A wealth of data in the available literature provides information that targeting platelets in cancer treatment would be beneficial [94,95,96,97,98]. Only single studies indicate contrary properties to such an approach [99, 100]. The multitude of reports on this topic highlights the fact that this issue could benefit from being subjected to a separate review. However, Table 1, specially prepared for the purposes of this review, summarizes the main targets of antiplatelet therapy, their best known inhibitors, along with their mechanisms of action and the effect they have on cancer (Table 1). In the clinic, the targeting of only cyclooxygenase molecules is well-characterized [94,95,96, 101,102,103]. Studies concerning other platelet targets (P2Y12, glycoproteins, integrins, L-, P-selectins, PAR-1,-4, thrombin activity, podoplanin-CLEC-2) have so far been utilized mainly on cell lines or animal models [64, 104,105,106,107,108,109]. The targeting of cancer cell-platelet interaction reduces both metastasis and thrombosis [97, 110,111,112,113]. However, this interaction is still not completely understood, thus future studies are required to explicitly explain the role of anti-platelet therapy in cancer prevention and treatment.

Table 1  Targeting platelets in cancer treatment

Conclusions

There is growing evidence for a close relationship between platelets and cancer development.
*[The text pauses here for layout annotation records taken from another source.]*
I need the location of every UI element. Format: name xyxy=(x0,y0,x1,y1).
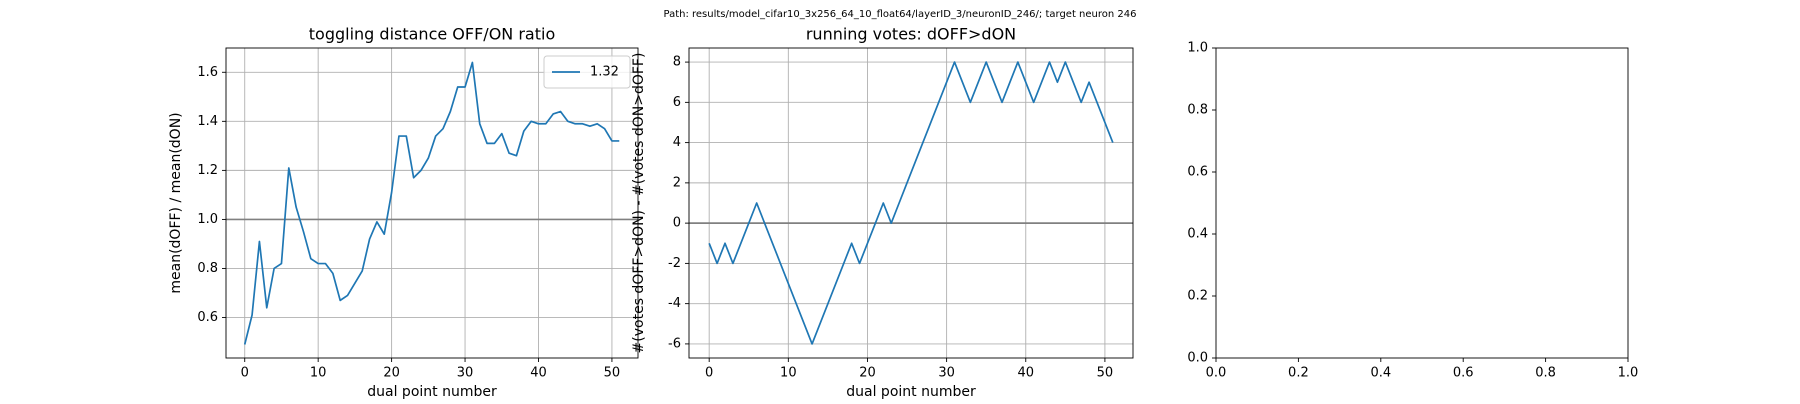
axes-frame xyxy=(225,47,639,359)
y-axis-label: #(votes dOFF>dON) - #(votes dON>dOFF) xyxy=(631,53,647,354)
y-tick-label: 4 xyxy=(673,135,681,150)
x-tick-label: 10 xyxy=(310,366,327,381)
y-tick-label: 0.6 xyxy=(197,310,218,325)
x-tick-label: 1.0 xyxy=(1618,366,1639,381)
x-tick-label: 50 xyxy=(1097,366,1114,381)
legend-box xyxy=(543,55,631,89)
y-tick-label: 0.4 xyxy=(1187,227,1208,242)
figure-title: Path: results/model_cifar10_3x256_64_10_… xyxy=(664,9,1137,20)
legend-label: 1.32 xyxy=(590,65,619,80)
data-line xyxy=(708,61,1114,345)
x-tick-label: 0.8 xyxy=(1535,366,1556,381)
x-tick-label: 40 xyxy=(530,366,547,381)
y-tick-label: -4 xyxy=(668,296,681,311)
y-tick-label: 1.4 xyxy=(197,114,218,129)
x-tick-label: 10 xyxy=(780,366,797,381)
y-tick-label: 0.2 xyxy=(1187,289,1208,304)
x-tick-label: 0 xyxy=(705,366,713,381)
y-tick-label: 0.8 xyxy=(197,261,218,276)
y-tick-label: 2 xyxy=(673,175,681,190)
x-axis-label: dual point number xyxy=(846,384,976,400)
x-tick-label: 30 xyxy=(938,366,955,381)
x-tick-label: 0 xyxy=(241,366,249,381)
x-tick-label: 40 xyxy=(1017,366,1034,381)
data-line xyxy=(243,61,620,345)
y-axis-label: mean(dOFF) / mean(dON) xyxy=(168,112,184,293)
y-tick-label: -2 xyxy=(668,256,681,271)
y-tick-label: 0.0 xyxy=(1187,351,1208,366)
x-tick-label: 0.4 xyxy=(1370,366,1391,381)
x-tick-label: 0.6 xyxy=(1453,366,1474,381)
x-tick-label: 0.2 xyxy=(1288,366,1309,381)
y-tick-label: 0 xyxy=(673,216,681,231)
y-tick-label: 0.6 xyxy=(1187,165,1208,180)
x-axis-label: dual point number xyxy=(367,384,497,400)
axes-frame xyxy=(688,47,1134,359)
x-tick-label: 0.0 xyxy=(1206,366,1227,381)
x-tick-label: 50 xyxy=(604,366,621,381)
y-tick-label: 0.8 xyxy=(1187,103,1208,118)
axes-frame xyxy=(1215,47,1629,359)
x-tick-label: 20 xyxy=(383,366,400,381)
axes-title: running votes: dOFF>dON xyxy=(806,25,1016,44)
y-tick-label: 1.6 xyxy=(197,65,218,80)
y-tick-label: 1.0 xyxy=(197,212,218,227)
x-tick-label: 20 xyxy=(859,366,876,381)
axes-title: toggling distance OFF/ON ratio xyxy=(309,25,555,44)
y-tick-label: 1.0 xyxy=(1187,41,1208,56)
y-tick-label: -6 xyxy=(668,336,681,351)
y-tick-label: 1.2 xyxy=(197,163,218,178)
y-tick-label: 6 xyxy=(673,95,681,110)
x-tick-label: 30 xyxy=(457,366,474,381)
y-tick-label: 8 xyxy=(673,55,681,70)
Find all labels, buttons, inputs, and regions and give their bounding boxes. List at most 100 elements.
This specific cross-talk between tumor cells and platelets has been noticed by many authors. Taking into the account the role of platelets in the development of cancer, we have decided to introduce a new term: tumor associated platelets—TAPs. To the best of our knowledge, so far nobody has used this term. Platelets are indirectly activated by tumor cells via coagulation activation induced mainly by TF present on tumor cells. Activated platelets protect tumor cells against cytotoxic activity of NK cells, surrounding them and forming tumor cell-platelet aggregates. Activated platelets also release a number of factors from their granules that can enhance the development of the tumor microenvironment, vascular neoangiogenesis and in consequence metastasis formation. On the other hand, it also has been indicated that factors released from platelets can induce a cytotoxic effect on the proliferating neoplastic cells, and even enhance apoptosis. In respect to the above mentioned information it should be noted that TAPs’ role seems to be more complex as compared to tumor associated neutrophils and macrophages, which does not allow for the easy division of TAPs into TAP P1 and TAP P2. Nevertheless, better exploring the interactions between platelets and tumor cells could help to propose new therapeutic goals that support or improve the effectiveness of cancer treatment.